Diesmal erwische ich die Nummer zwei. Moderatorin Nicole schwingt ihren
Leuchtstab in die Höhe und der 70-Personen-Trupp bewegt sich in Richtung
Central. Die Leute sind deutlich entspannter, und wir fühlen uns alle schon
ganz verbunden. Auf dem Weg zu meinem Sitzplatz im Restaurant Commercio werd ich
von zwei Jungs angejohlt, mich doch zu ihnen zu setzen. Guten Mutes lächle ich
zurück, zieh aber weiter und setze mich an den Tisch mit meiner Nummer. Diesmal
stimmt das Männer-Frauen-Verhältnis. Das Dessert, der Drink und die DJane
werden angekündigt. Und dann gehts etwas deutlicher zur Sache. Obs an der
fortgeschrittenen Zeit liegt - es ist kurz vor Mitternacht - oder daran, dass
meine vorherigen Tischnachbarn einfach nicht an mir interessierrt waren, weiss
ich nicht. Doch nun wollen sie es wissen. «Wie bist du zu dem geworden, was du
bist?» «Warum isst du Fleisch?» «Was? Gaddafi bereitet dir Sorgen?»
Ich werde ganz offensichtlich eingestuft. Und mache mit. Hinter den Fragen
versteckt sich der Versuch, schnell und eindeutig Moral, Einstellung und
Lebensweise zu erkennen. Nach einer Weile wird klar, der neben mir, das ist
nichts. Gegenseitig. Wir drehen die Köpfe und wechseln Gesprächspartner. Next!

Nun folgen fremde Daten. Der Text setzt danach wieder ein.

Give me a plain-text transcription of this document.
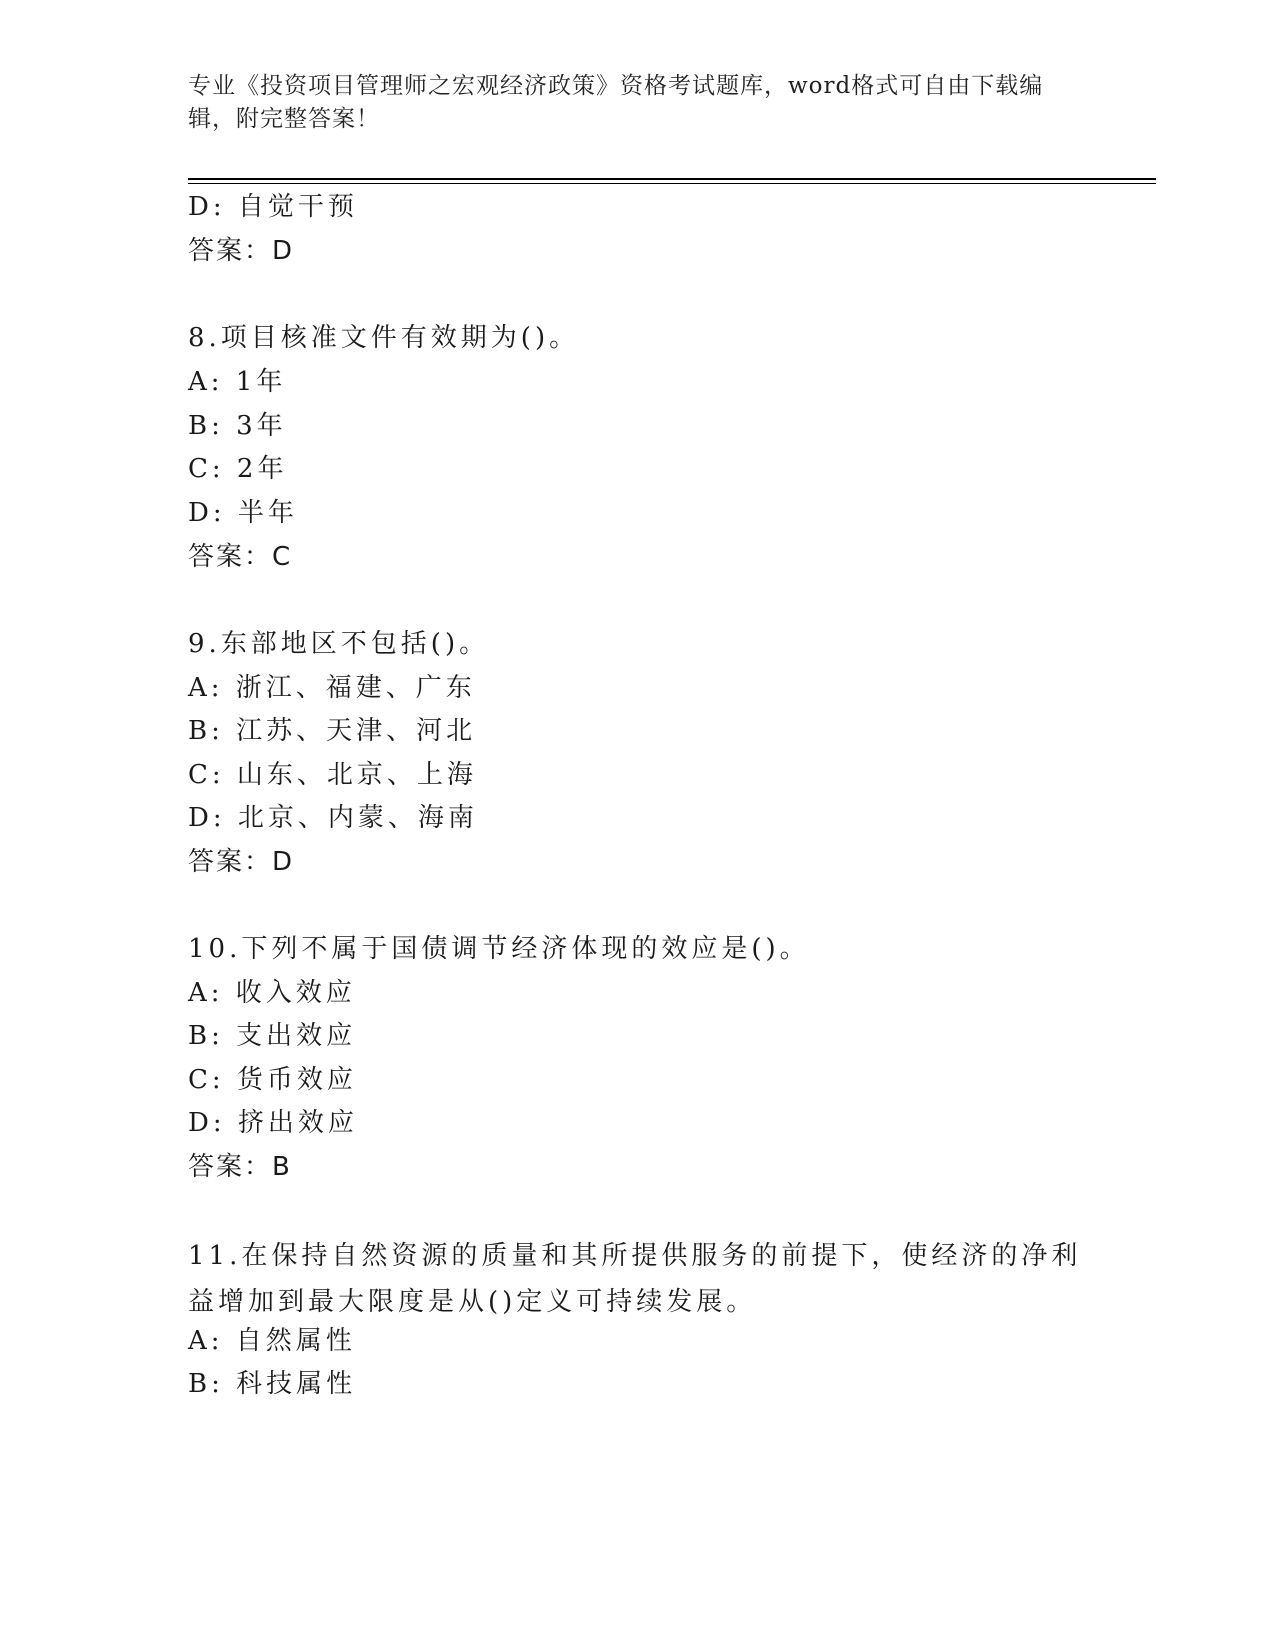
专业《投资项目管理师之宏观经济政策》资格考试题库，word格式可自由下载编辑，附完整答案！
D: 自觉干预
答案：D
8.项目核准文件有效期为()。
A: 1年
B: 3年
C: 2年
D: 半年
答案：C
9.东部地区不包括()。
A: 浙江、福建、广东
B: 江苏、天津、河北
C: 山东、北京、上海
D: 北京、内蒙、海南
答案：D
10.下列不属于国债调节经济体现的效应是()。
A: 收入效应
B: 支出效应
C: 货币效应
D: 挤出效应
答案：B
11.在保持自然资源的质量和其所提供服务的前提下，使经济的净利益增加到最大限度是从()定义可持续发展。
A: 自然属性
B: 科技属性
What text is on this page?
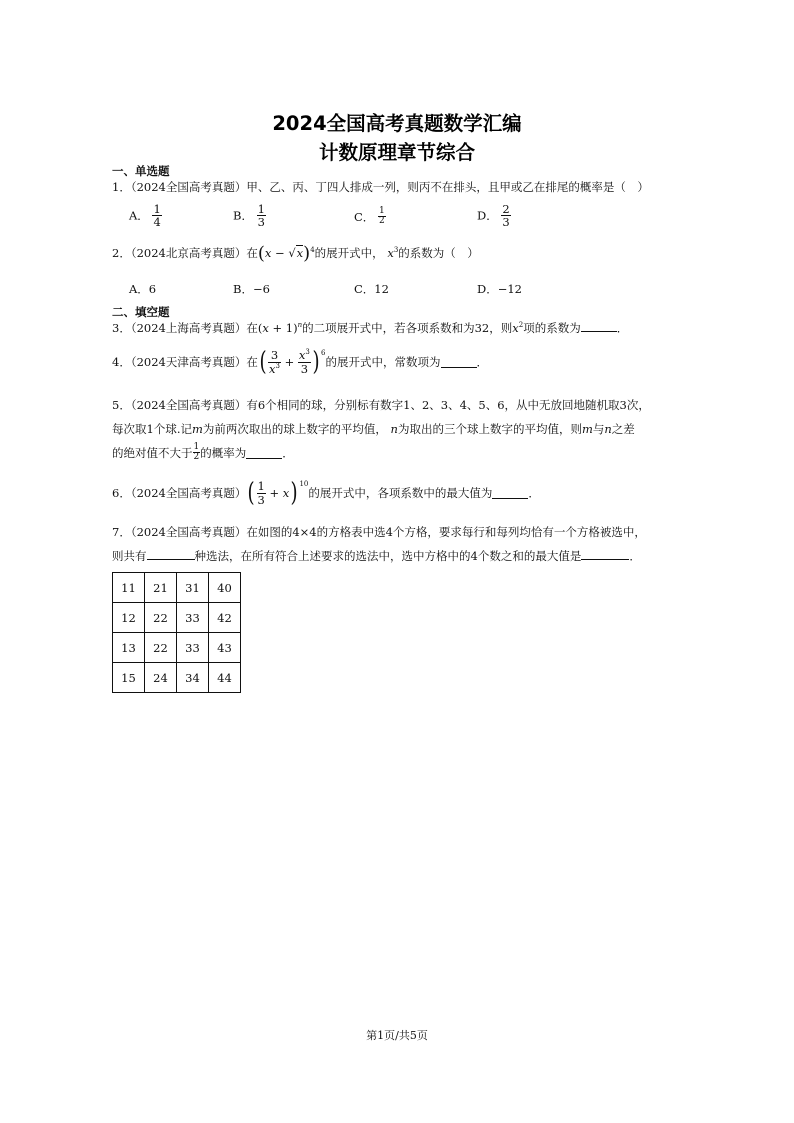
2024全国高考真题数学汇编
计数原理章节综合
一、单选题
1．（2024全国高考真题）甲、乙、丙、丁四人排成一列，则丙不在排头，且甲或乙在排尾的概率是（　）
A． $\frac{1}{4}$	B． $\frac{1}{3}$	C． $\frac{1}{2}$	D． $\frac{2}{3}$
2．（2024北京高考真题）在$(x - √x)^4$的展开式中， $x^3$的系数为（　）
A．6	B．−6	C．12	D．−12
二、填空题
3．（2024上海高考真题）在$(x + 1)^n$的二项展开式中，若各项系数和为32，则$x^2$项的系数为	．
4．（2024天津高考真题）在( $\frac{3}{x^3} + \frac{x^3}{3}$ ) $^6$的展开式中，常数项为	．
5．（2024全国高考真题）有6个相同的球，分别标有数字1、2、3、4、5、6，从中无放回地随机取3次，
每次取1个球.记m为前两次取出的球上数字的平均值， n为取出的三个球上数字的平均值，则m与n之差
的绝对值不大于 $\frac{1}{2}$ 的概率为	．
6．（2024全国高考真题）( $\frac{1}{3} + x$) $^{10}$的展开式中，各项系数中的最大值为	．
7．（2024全国高考真题）在如图的4×4的方格表中选4个方格，要求每行和每列均恰有一个方格被选中，
则共有	种选法，在所有符合上述要求的选法中，选中方格中的4个数之和的最大值是	．
11	21	31	40
12	22	33	42
13	22	33	43
15	24	34	44
第1页/共5页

Als wärs das Normalste der Welt. Der neue Typ ist ehrlich gesagt auch nichts.
Aber er sieht gut aus, ihm sitzt der Schalk im Nacken und der Humor auf der
Zunge, da plaudert man gern ein bisschen weiter. Bis er sich dann einfach mir
nichts dir nichts abwendet und der nächsten Dame annimmt. Es ist die Blondine
von vorhin. Ihr ist auch nicht ganz wohl dabei und sie schaut mich fast so
intensiv an wie ihn. Doch den Typen schert das wenig, ich bin schon eingestuft,
er ist jetzt an ihr interessiert. So ist das wohl unter bekennenden Singles.
Zum Schluss eine Telefonnummer
Nach der Glace-Früchte-Kombination und dem Grappa löst sich die
Tischordnung langsam auf, die Leute trudeln durch den Raum, schwingen das
Tanzbein. Ich schwinge mit, bis ich mich an der Bar mit einer Bekannten und
einem St. Galler unterhalte. Er erzählt von Reptilien und
«Zollformalitätsproblemen», und obwohl er das nicht weiter ausführen will,
biegen wir uns vor Lachen. Als ich mich verabschiede, fragt er nach meiner
Telefonnummer. Meine erste Reaktion: Hä, warum das denn?! Aber dann wird mir
klar, dass das ja irgendwie doch der Zweck des Moving Diners war. Und dass einem
das nicht immer bewusst war, das spricht doch für die Veranstaltung.